Statistics. Statistical analysis in this study was conducted using GraphPad Prism 10. Comparison between 2 groups was conducted using 2-tailed Student’s t test, and comparisons among multiple groups were performed using a 1-way ANOVA test in Tukey’s method. For the Incucyte-recorded proliferation assay, a 2-way ANOVA test was used to determine the statistical difference between each proliferation curve. Pearson’s test was used to determine the P value and R value. The survival analysis for GBM mouse models was conducted with the log-rank (Mantel-Cox) test. P values of less than 0.05 were considered significant. The data are presented as the means ± SEM.

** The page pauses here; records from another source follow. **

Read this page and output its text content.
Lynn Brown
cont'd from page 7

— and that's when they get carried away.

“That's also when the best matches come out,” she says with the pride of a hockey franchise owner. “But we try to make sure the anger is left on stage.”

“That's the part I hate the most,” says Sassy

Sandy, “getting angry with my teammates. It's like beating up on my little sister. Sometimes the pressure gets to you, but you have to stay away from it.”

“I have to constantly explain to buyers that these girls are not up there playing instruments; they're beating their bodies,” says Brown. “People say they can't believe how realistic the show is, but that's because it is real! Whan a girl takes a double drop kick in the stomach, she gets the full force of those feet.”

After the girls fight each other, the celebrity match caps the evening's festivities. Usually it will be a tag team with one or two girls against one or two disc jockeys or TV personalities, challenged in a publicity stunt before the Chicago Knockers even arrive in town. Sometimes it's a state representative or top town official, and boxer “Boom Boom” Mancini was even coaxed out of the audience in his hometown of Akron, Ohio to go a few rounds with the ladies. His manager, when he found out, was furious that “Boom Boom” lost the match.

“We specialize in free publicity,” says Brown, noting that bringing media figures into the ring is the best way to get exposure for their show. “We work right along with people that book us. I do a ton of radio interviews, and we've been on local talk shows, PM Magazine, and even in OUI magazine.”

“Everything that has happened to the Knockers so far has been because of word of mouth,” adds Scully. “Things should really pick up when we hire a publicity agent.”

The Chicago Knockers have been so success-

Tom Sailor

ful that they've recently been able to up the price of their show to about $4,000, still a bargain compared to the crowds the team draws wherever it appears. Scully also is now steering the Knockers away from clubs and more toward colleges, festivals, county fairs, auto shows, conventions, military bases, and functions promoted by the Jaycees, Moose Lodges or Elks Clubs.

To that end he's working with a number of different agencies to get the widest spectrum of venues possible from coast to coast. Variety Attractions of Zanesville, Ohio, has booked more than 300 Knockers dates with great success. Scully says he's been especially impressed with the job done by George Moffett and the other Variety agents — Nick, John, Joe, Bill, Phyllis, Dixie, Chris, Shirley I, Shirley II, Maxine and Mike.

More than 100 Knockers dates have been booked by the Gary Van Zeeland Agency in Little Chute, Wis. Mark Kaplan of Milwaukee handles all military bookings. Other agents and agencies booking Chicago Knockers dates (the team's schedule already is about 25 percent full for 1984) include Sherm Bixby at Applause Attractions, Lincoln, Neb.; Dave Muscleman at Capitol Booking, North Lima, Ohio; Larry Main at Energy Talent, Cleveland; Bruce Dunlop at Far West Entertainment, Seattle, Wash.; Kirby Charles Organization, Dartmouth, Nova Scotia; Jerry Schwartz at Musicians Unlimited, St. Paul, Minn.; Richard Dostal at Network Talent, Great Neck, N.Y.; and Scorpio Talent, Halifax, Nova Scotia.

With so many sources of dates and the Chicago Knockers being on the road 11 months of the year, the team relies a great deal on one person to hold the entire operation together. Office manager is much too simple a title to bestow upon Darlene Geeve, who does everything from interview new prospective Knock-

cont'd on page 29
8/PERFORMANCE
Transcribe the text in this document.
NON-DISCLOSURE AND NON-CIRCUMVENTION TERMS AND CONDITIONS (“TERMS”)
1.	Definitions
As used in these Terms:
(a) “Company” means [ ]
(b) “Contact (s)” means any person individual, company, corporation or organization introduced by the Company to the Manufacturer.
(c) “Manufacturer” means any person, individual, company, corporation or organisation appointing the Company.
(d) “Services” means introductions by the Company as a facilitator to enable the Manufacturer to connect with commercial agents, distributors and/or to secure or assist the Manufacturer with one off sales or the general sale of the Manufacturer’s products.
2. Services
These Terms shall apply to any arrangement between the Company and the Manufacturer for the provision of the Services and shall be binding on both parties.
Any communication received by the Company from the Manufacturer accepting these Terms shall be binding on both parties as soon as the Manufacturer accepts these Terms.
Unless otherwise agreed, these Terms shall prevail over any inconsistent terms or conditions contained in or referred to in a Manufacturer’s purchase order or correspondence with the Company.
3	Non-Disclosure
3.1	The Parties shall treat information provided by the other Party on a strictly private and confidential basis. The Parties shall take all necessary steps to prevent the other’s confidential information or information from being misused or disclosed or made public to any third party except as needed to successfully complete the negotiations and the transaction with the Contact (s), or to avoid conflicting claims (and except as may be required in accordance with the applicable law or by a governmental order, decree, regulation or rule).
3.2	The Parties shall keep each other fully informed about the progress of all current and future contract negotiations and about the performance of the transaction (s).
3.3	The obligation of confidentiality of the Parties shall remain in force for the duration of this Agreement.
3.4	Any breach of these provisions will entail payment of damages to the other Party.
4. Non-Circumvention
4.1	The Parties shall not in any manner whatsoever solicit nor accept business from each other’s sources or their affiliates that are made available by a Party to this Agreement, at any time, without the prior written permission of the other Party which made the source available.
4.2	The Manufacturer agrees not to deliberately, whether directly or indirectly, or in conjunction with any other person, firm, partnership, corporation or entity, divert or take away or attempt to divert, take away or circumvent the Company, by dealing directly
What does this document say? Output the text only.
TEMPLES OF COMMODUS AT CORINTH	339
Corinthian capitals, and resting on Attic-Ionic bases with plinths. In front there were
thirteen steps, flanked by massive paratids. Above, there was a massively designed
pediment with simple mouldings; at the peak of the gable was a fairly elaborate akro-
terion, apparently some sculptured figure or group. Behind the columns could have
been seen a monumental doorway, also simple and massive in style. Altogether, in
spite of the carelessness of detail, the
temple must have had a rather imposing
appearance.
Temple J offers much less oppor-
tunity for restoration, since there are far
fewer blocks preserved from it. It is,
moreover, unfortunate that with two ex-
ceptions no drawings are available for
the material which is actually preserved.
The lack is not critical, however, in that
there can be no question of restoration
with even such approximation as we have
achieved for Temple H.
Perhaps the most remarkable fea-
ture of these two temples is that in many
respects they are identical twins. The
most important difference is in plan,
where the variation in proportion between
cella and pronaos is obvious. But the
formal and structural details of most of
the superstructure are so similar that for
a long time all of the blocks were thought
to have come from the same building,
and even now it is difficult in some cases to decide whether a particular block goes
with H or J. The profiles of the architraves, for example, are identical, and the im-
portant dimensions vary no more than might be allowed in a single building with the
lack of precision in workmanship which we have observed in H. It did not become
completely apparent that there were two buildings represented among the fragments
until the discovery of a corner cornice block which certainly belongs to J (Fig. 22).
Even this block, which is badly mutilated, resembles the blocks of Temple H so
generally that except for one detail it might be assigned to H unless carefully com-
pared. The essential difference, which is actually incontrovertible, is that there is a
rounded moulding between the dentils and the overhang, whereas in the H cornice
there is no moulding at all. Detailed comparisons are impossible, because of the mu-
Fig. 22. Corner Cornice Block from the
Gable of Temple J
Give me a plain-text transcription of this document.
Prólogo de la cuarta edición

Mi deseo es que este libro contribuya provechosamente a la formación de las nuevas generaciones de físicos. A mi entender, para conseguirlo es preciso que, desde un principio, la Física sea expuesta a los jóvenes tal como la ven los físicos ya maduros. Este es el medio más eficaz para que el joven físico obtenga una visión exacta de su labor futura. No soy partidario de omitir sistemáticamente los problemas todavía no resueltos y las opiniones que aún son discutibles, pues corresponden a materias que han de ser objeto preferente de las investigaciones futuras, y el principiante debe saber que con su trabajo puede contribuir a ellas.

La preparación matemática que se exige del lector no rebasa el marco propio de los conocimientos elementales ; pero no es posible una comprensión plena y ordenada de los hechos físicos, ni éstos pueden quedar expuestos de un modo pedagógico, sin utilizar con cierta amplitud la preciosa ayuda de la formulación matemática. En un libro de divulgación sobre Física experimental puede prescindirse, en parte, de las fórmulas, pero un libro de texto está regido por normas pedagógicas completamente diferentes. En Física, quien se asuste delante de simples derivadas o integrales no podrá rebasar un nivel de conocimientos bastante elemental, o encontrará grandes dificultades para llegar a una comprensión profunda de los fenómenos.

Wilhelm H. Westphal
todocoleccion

Study approval. All animal protocols were approved by the Northwestern University and Cleveland Clinic Institutional Animal Care and Use Committees.

Data availability. The data supporting the findings of this study are available within this article and within the Supporting Data Values file. External single-cell data used in this study are available in the NCBI’s GEO database (GSE182109) and the European Genome-Phenome Archive (EGAS00001004422).